Just a century ago Miami was a swampy outpost of mosquito-tormented settlers.
The arrival of the railroad in 1896 gave the city its first fixed land-link with
the rest of the continent, and cleared the way for the Twenties property boom.
In the Fifties, Miami Beach became a celebrity-filled resort area, just as
thousands of Cubans fleeing the regime of Fidel Castro began arriving in
mainland Miami. The Sixties and Seventies brought decline, and Miami's
reputation in the Eighties as the vice capital of the USA was at least partly
deserved. As the cop show Miami Vice so glamorously underlined, drug
smuggling was endemic; as well, in 1980 the city had the highest murder rate in
America. Since then, though, much has changed for two very different reasons.
First, the gentrification of South Beach helped make tourism the lifeblood of
the local economy again in the early Nineties. Second, the city's determined
wooing of Latin America brought rapid investment, both domestic and
international: many US corporations run their South American operations from
Miami and certain neighborhoods, such as Key Biscayne, are now home to thriving
communities of expat Peruvians, Colombians and Venezuelans.
The City
Many of Miami's districts are officially cities
in their own right, and each has a background and character very much its own.
Most people head straight to Miami Beach , specifically the South
Beach strip, where many of the city's famed Art Deco buildings have been
restored to their former stunning splendor, all pastels, neon and wavy lines.

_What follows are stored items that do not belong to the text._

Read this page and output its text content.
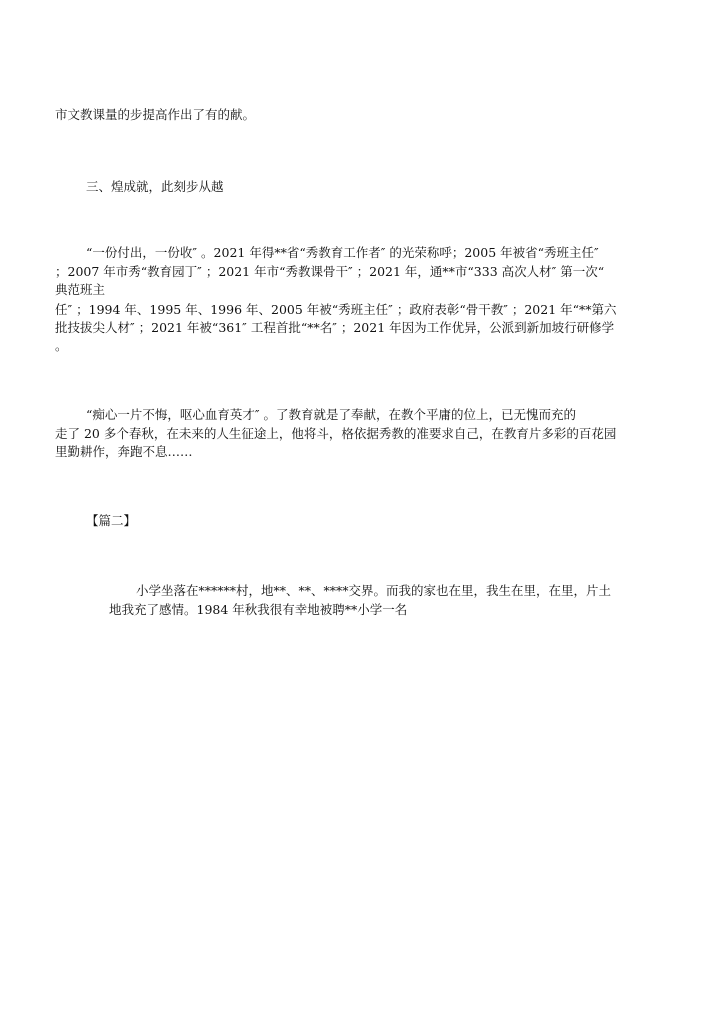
市文教课量的步提高作出了有的献。
三、煌成就，此刻步从越
“一份付出，一份收″ 。2021 年得**省“秀教育工作者″ 的光荣称呼；2005 年被省“秀班主任″
；2007 年市秀“教育园丁″ ；2021 年市“秀教课骨干″ ；2021 年，通**市“333 高次人材″ 第一次“
典范班主
任″ ；1994 年、1995 年、1996 年、2005 年被“秀班主任″ ；政府表彰“骨干教″ ；2021 年“**第六
批技拔尖人材″ ；2021 年被“361″ 工程首批“**名″ ；2021 年因为工作优异，公派到新加坡行研修学
。
“痴心一片不悔，呕心血育英才″ 。了教育就是了奉献，在教个平庸的位上，已无愧而充的
走了 20 多个春秋，在未来的人生征途上，他将斗，格依据秀教的准要求自己，在教育片多彩的百花园
里勤耕作，奔跑不息……
【篇二】
小学坐落在******村，地**、**、****交界。而我的家也在里，我生在里，在里，片土
地我充了感情。1984 年秋我很有幸地被聘**小学一名
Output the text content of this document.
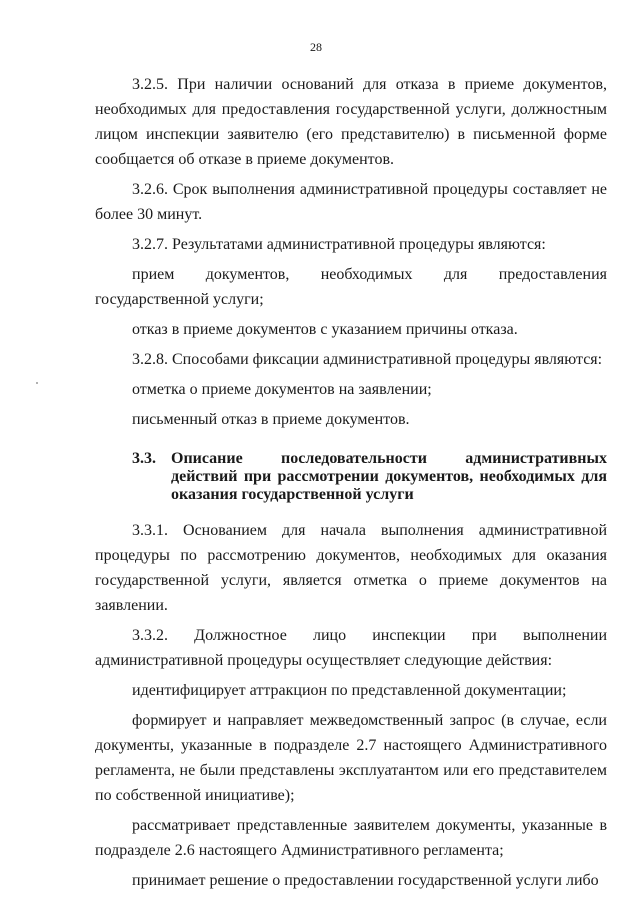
28

3.2.5. При наличии оснований для отказа в приеме документов, необходимых для предоставления государственной услуги, должностным лицом инспекции заявителю (его представителю) в письменной форме сообщается об отказе в приеме документов.

3.2.6. Срок выполнения административной процедуры составляет не более 30 минут.

3.2.7. Результатами административной процедуры являются:

прием документов, необходимых для предоставления государственной услуги;

отказ в приеме документов с указанием причины отказа.

3.2.8. Способами фиксации административной процедуры являются:

отметка о приеме документов на заявлении;

письменный отказ в приеме документов.

3.3. Описание последовательности административных действий при рассмотрении документов, необходимых для оказания государственной услуги

3.3.1. Основанием для начала выполнения административной процедуры по рассмотрению документов, необходимых для оказания государственной услуги, является отметка о приеме документов на заявлении.

3.3.2. Должностное лицо инспекции при выполнении административной процедуры осуществляет следующие действия:

идентифицирует аттракцион по представленной документации;

формирует и направляет межведомственный запрос (в случае, если документы, указанные в подразделе 2.7 настоящего Административного регламента, не были представлены эксплуатантом или его представителем по собственной инициативе);

рассматривает представленные заявителем документы, указанные в подразделе 2.6 настоящего Административного регламента;

принимает решение о предоставлении государственной услуги либо
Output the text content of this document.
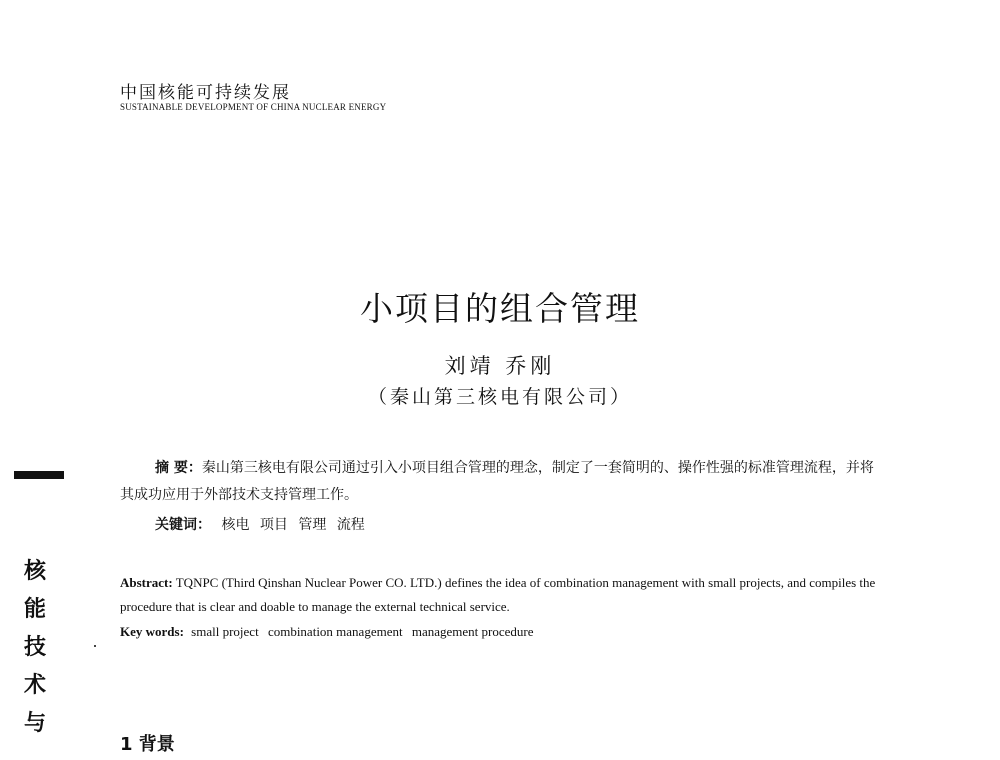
中国核能可持续发展
SUSTAINABLE DEVELOPMENT OF CHINA NUCLEAR ENERGY
小项目的组合管理
刘靖 乔刚
（秦山第三核电有限公司）
摘 要：秦山第三核电有限公司通过引入小项目组合管理的理念，制定了一套简明的、操作性强的标准管理流程，并将其成功应用于外部技术支持管理工作。
关键词： 核电 项目 管理 流程
Abstract: TQNPC (Third Qinshan Nuclear Power CO. LTD.) defines the idea of combination management with small projects, and compiles the procedure that is clear and doable to manage the external technical service.
Key words: small project combination management management procedure
1 背景
核
能
技
术
与
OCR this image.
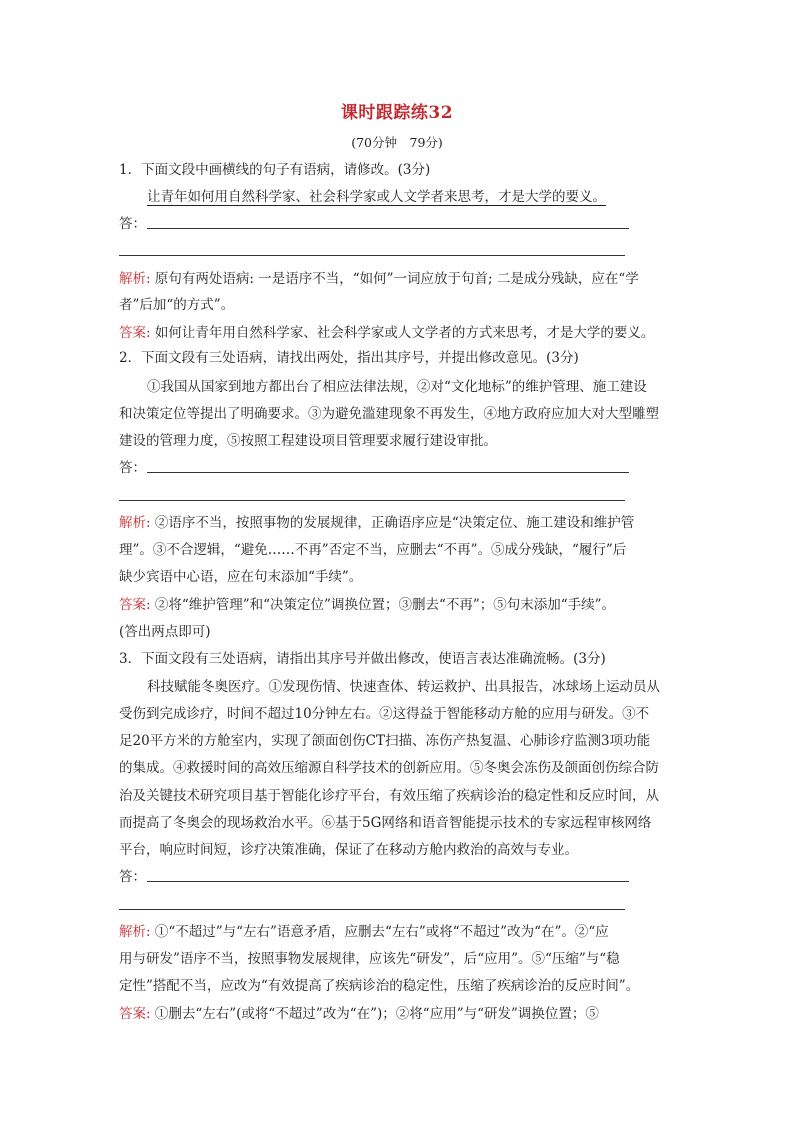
课时跟踪练32
(70分钟　79分)
1．下面文段中画横线的句子有语病，请修改。(3分)
让青年如何用自然科学家、社会科学家或人文学者来思考，才是大学的要义。
答：
解析: 原句有两处语病: 一是语序不当，“如何”一词应放于句首; 二是成分残缺，应在“学
者”后加“的方式”。
答案: 如何让青年用自然科学家、社会科学家或人文学者的方式来思考，才是大学的要义。
2．下面文段有三处语病，请找出两处，指出其序号，并提出修改意见。(3分)
①我国从国家到地方都出台了相应法律法规，②对“文化地标”的维护管理、施工建设
和决策定位等提出了明确要求。③为避免滥建现象不再发生，④地方政府应加大对大型雕塑
建设的管理力度，⑤按照工程建设项目管理要求履行建设审批。
答：
解析: ②语序不当，按照事物的发展规律，正确语序应是“决策定位、施工建设和维护管
理”。③不合逻辑，“避免……不再”否定不当，应删去“不再”。⑤成分残缺，“履行”后
缺少宾语中心语，应在句末添加“手续”。
答案: ②将“维护管理”和“决策定位”调换位置；③删去“不再”；⑤句末添加“手续”。
(答出两点即可)
3．下面文段有三处语病，请指出其序号并做出修改，使语言表达准确流畅。(3分)
科技赋能冬奥医疗。①发现伤情、快速查体、转运救护、出具报告，冰球场上运动员从
受伤到完成诊疗，时间不超过10分钟左右。②这得益于智能移动方舱的应用与研发。③不
足20平方米的方舱室内，实现了颌面创伤CT扫描、冻伤产热复温、心肺诊疗监测3项功能
的集成。④救援时间的高效压缩源自科学技术的创新应用。⑤冬奥会冻伤及颌面创伤综合防
治及关键技术研究项目基于智能化诊疗平台，有效压缩了疾病诊治的稳定性和反应时间，从
而提高了冬奥会的现场救治水平。⑥基于5G网络和语音智能提示技术的专家远程审核网络
平台，响应时间短，诊疗决策准确，保证了在移动方舱内救治的高效与专业。
答：
解析: ①“不超过”与“左右”语意矛盾，应删去“左右”或将“不超过”改为“在”。②“应
用与研发”语序不当，按照事物发展规律，应该先“研发”，后“应用”。⑤“压缩”与“稳
定性”搭配不当，应改为“有效提高了疾病诊治的稳定性，压缩了疾病诊治的反应时间”。
答案: ①删去“左右”(或将“不超过”改为“在”)；②将“应用”与“研发”调换位置；⑤
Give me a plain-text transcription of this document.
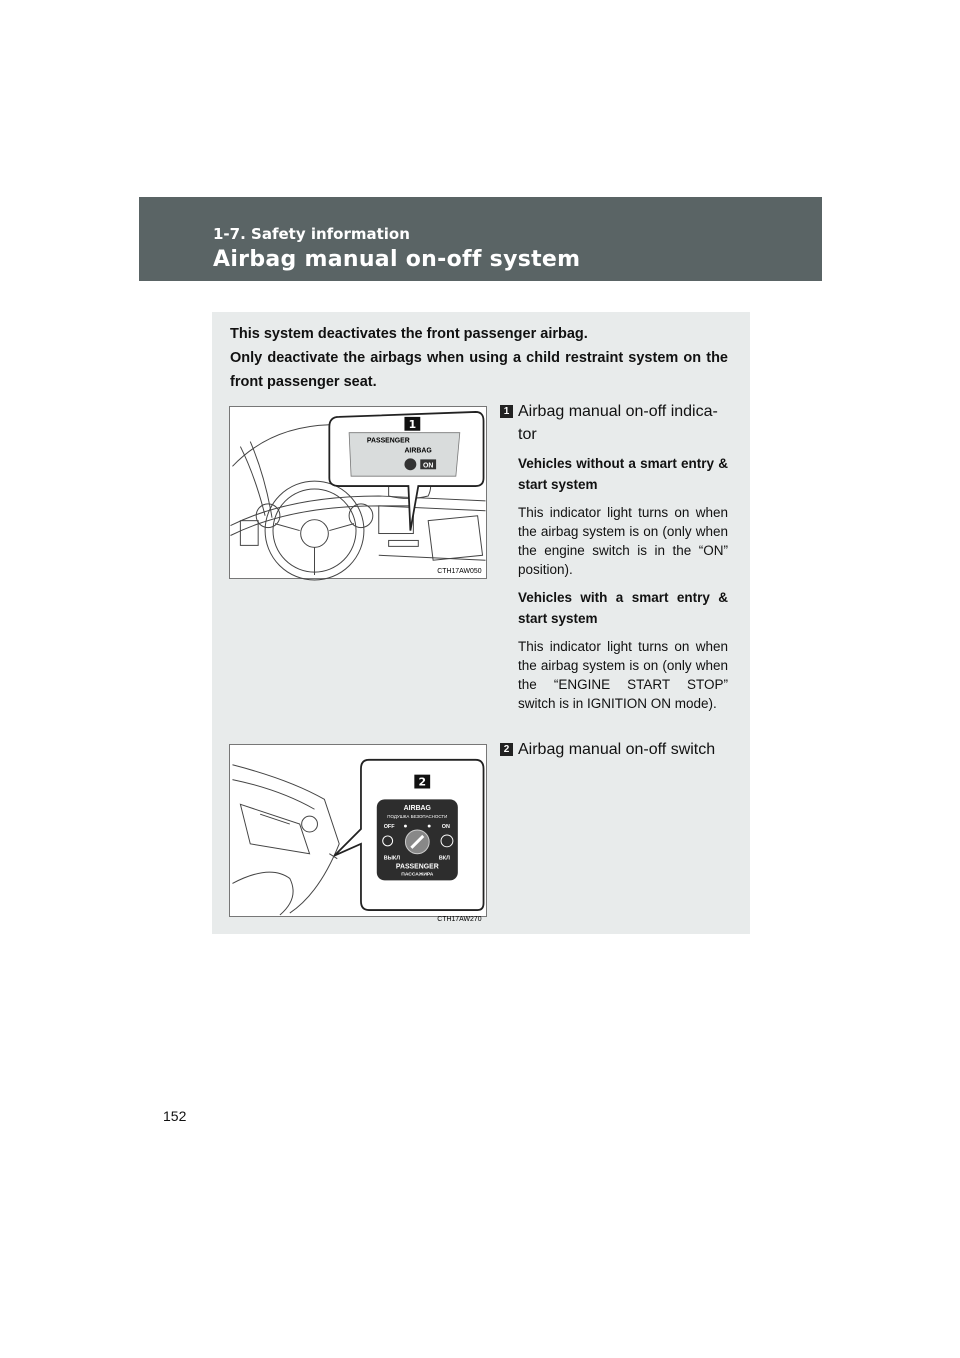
1-7. Safety information
Airbag manual on-off system

This system deactivates the front passenger airbag.

Only deactivate the airbags when using a child restraint system on the front passenger seat.

1
PASSENGER
AIRBAG
ON
CTH17AW050
1 Airbag manual on-off indica-tor
Vehicles without a smart entry & start system
This indicator light turns on when the airbag system is on (only when the engine switch is in the “ON” position).
Vehicles with a smart entry & start system
This indicator light turns on when the airbag system is on (only when the “ENGINE START STOP” switch is in IGNITION ON mode).
2
AIRBAG
ПОДУШКА БЕЗОПАСНОСТИ
OFF	ON
ВЫКЛ	ВКЛ
PASSENGER
ПАССАЖИРА
CTH17AW270
2 Airbag manual on-off switch
152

Though touted as the chic gathering place for the city's fashionable faces, it's
not as exclusive as you might expect, especially on weekend afternoons when
families and out-of-towners join the washboard stomachs and bulging pecs. Make
time, too, for Key Biscayne , a smart, secluded island community with
some beautiful beaches, five miles off the mainland but easily reached by a
causeway.
On the mainland, downtown has a few good museums but little else of
interest to visitors. Little Havana , to the west, is the best spot to
head for a Cuban lunch, while immediately south the spacious boulevards of
Coral Gables are as impressive now as they were in the 1920s, when the
district set new standards in town planning. Independently minded but equally
wealthy Coconut Grove is also worth a look, thanks to its walkable center
and a couple of Miami's most popular attractions.